What it is
The Bellum Iugurthinum — the Jugurthine War — is Sallust's second surviving monograph, longer than the Catilina, and almost certainly written soon after it. Its subject is the war Rome fought between 112 and 105 BCE against Jugurtha, the Numidian king who had seized the throne of his adoptive grandfather Masinissa's kingdom in 117 BCE and survived for more than a decade by combining military skill with what Sallust treats as the systematic corruption of Roman senatorial commanders. The work gives us our fullest ancient portrait of Gaius Marius and our clearest contemporary statement of the late Republic's growing contempt for its own ruling class.
Historical context
Sallust had served as a Caesarian governor in Numidia after Thapsus (46 BCE); he knew the country and the materials at first hand. The monograph was written in the same retirement that produced the Catilina, in the years 41–40 BCE, when the Roman political class that had lived through Marius and Sulla and Pompey and Caesar was watching the second civil war run to its conclusion under Antony and Octavian. The choice of subject is editorial: Sallust treats the Jugurthine War as the moment when the senatorial nobility visibly broke as a political class, and when the conditions for the careers of Marius, Sulla, and ultimately Caesar were created.
What it argues
The proem (Jug. 1–4) extends the argument Sallust made in the Catilina: virtue is the proper foundation of human distinction, and the loss of civic virtue is what destroys a people. Within the narrative, the central argument is institutional. Roman commanders sent against Jugurtha across the first six years — Calpurnius Bestia, Spurius Albinus, his brother Aulus — were repeatedly defeated or bought off, and the Senate proved unable to discipline them. Jugurtha's reported remark on leaving Rome after a senatorial hearing — urbem venalem et mature perituram, si emptorem invenerit, "a city for sale, doomed to perish soon if it finds a buyer" (Jug. 35.10) — is Sallust's epigraph for the whole period.
The war turned only with Metellus' command in 109 BCE and was finished under Marius — Sallust's central character — who took the consulship of 107 against ferocious senatorial opposition, recruited the capite censi (the propertyless) into the legions for the first time, and brought the war to its conclusion through Sulla's diplomatic intervention in 105. Sallust treats Marius with respect but without illusion: the man who restored Roman military fortune in Africa was the same man whose army reforms began the transformation of Roman legions into instruments of their general's political will. The monograph's quiet implication is that the institutional decay was already terminal by the time Marius could even take command. The nobility had broken itself.
Why it has been read
The Jugurthine War is the locus classicus for the Marian army reforms and for the late-second-century crisis of the senatorial nobility.

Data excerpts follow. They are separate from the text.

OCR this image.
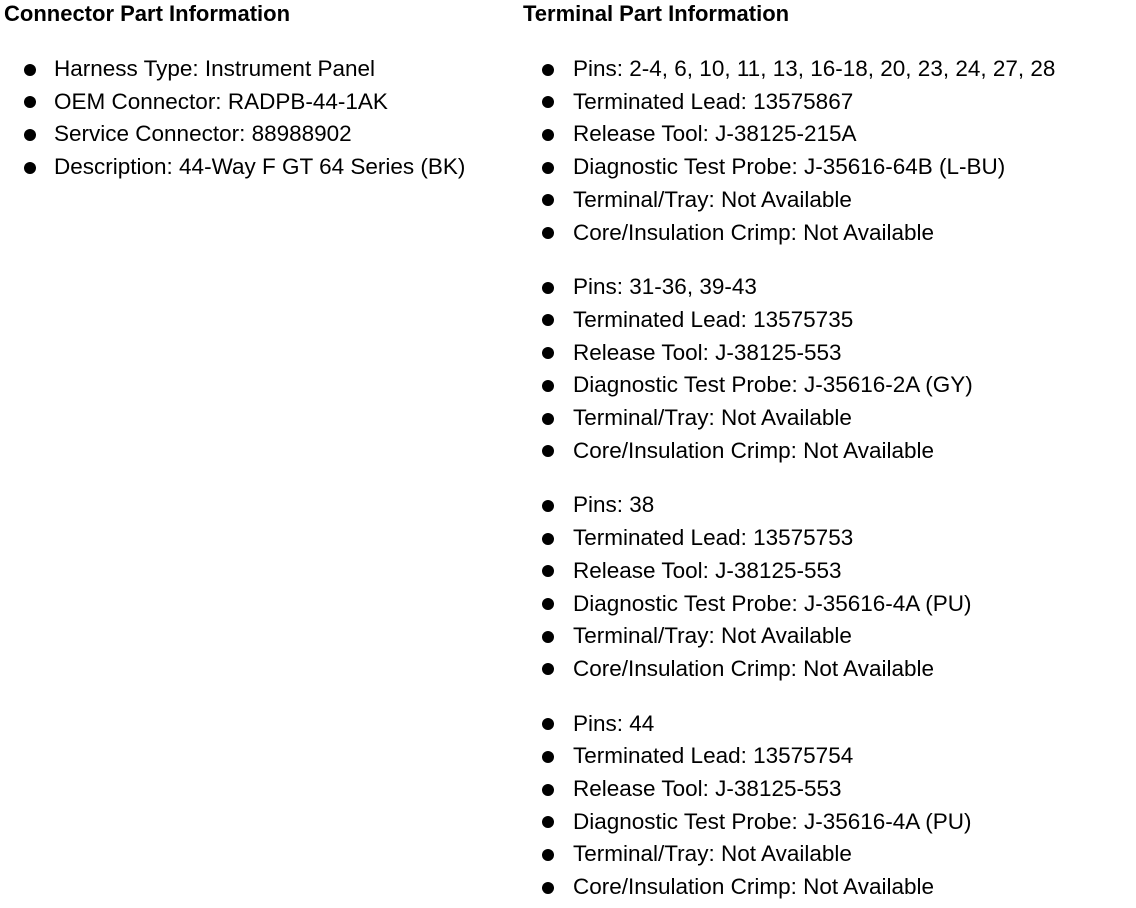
Connector Part Information
Harness Type: Instrument Panel
OEM Connector: RADPB-44-1AK
Service Connector: 88988902
Description: 44-Way F GT 64 Series (BK)
Terminal Part Information
Pins: 2-4, 6, 10, 11, 13, 16-18, 20, 23, 24, 27, 28
Terminated Lead: 13575867
Release Tool: J-38125-215A
Diagnostic Test Probe: J-35616-64B (L-BU)
Terminal/Tray: Not Available
Core/Insulation Crimp: Not Available
Pins: 31-36, 39-43
Terminated Lead: 13575735
Release Tool: J-38125-553
Diagnostic Test Probe: J-35616-2A (GY)
Terminal/Tray: Not Available
Core/Insulation Crimp: Not Available
Pins: 38
Terminated Lead: 13575753
Release Tool: J-38125-553
Diagnostic Test Probe: J-35616-4A (PU)
Terminal/Tray: Not Available
Core/Insulation Crimp: Not Available
Pins: 44
Terminated Lead: 13575754
Release Tool: J-38125-553
Diagnostic Test Probe: J-35616-4A (PU)
Terminal/Tray: Not Available
Core/Insulation Crimp: Not Available
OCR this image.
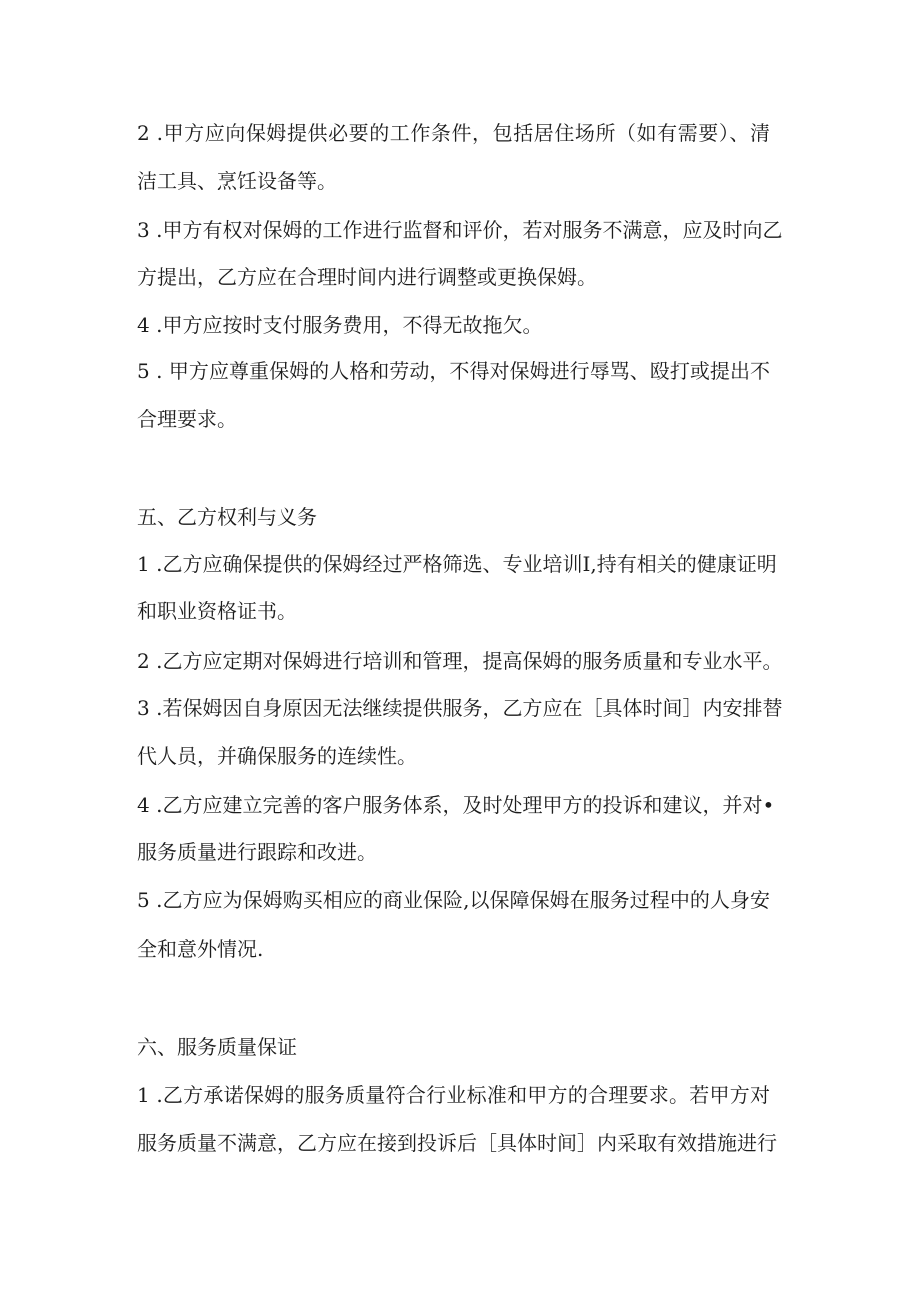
2 .甲方应向保姆提供必要的工作条件，包括居住场所（如有需要）、清
洁工具、烹饪设备等。
3 .甲方有权对保姆的工作进行监督和评价，若对服务不满意，应及时向乙
方提出，乙方应在合理时间内进行调整或更换保姆。
4 .甲方应按时支付服务费用，不得无故拖欠。
5 . 甲方应尊重保姆的人格和劳动，不得对保姆进行辱骂、殴打或提出不
合理要求。
五、乙方权利与义务
1 .乙方应确保提供的保姆经过严格筛选、专业培训I,持有相关的健康证明
和职业资格证书。
2 .乙方应定期对保姆进行培训和管理，提高保姆的服务质量和专业水平。
3 .若保姆因自身原因无法继续提供服务，乙方应在［具体时间］内安排替
代人员，并确保服务的连续性。
4 .乙方应建立完善的客户服务体系，及时处理甲方的投诉和建议，并对•
服务质量进行跟踪和改进。
5 .乙方应为保姆购买相应的商业保险,以保障保姆在服务过程中的人身安
全和意外情况.
六、服务质量保证
1 .乙方承诺保姆的服务质量符合行业标准和甲方的合理要求。若甲方对
服务质量不满意，乙方应在接到投诉后［具体时间］内采取有效措施进行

It is the principal source for the political dynamics that the careers of Sulla, Pompey and Caesar would build on. With the Catilina, it formed the moral history of the late Republic that the European reading tradition received: the diagnosis that ambitio and avaritia destroy a polity from within, and that external success without internal virtue is corrosive rather than restorative, runs from Augustine through the Renaissance into the political vocabulary of the early American republic.
Citing the Jugurthine War
Standard citation is by chapter and section (e.g. Sall. Jug. 35.10 for Jugurtha's remark on leaving Rome; Jug. 41–42 for Sallust's analytical excursus on the corruption of the nobility). The standard Latin text is Reynolds' Oxford Classical Texts edition; see our Sources page.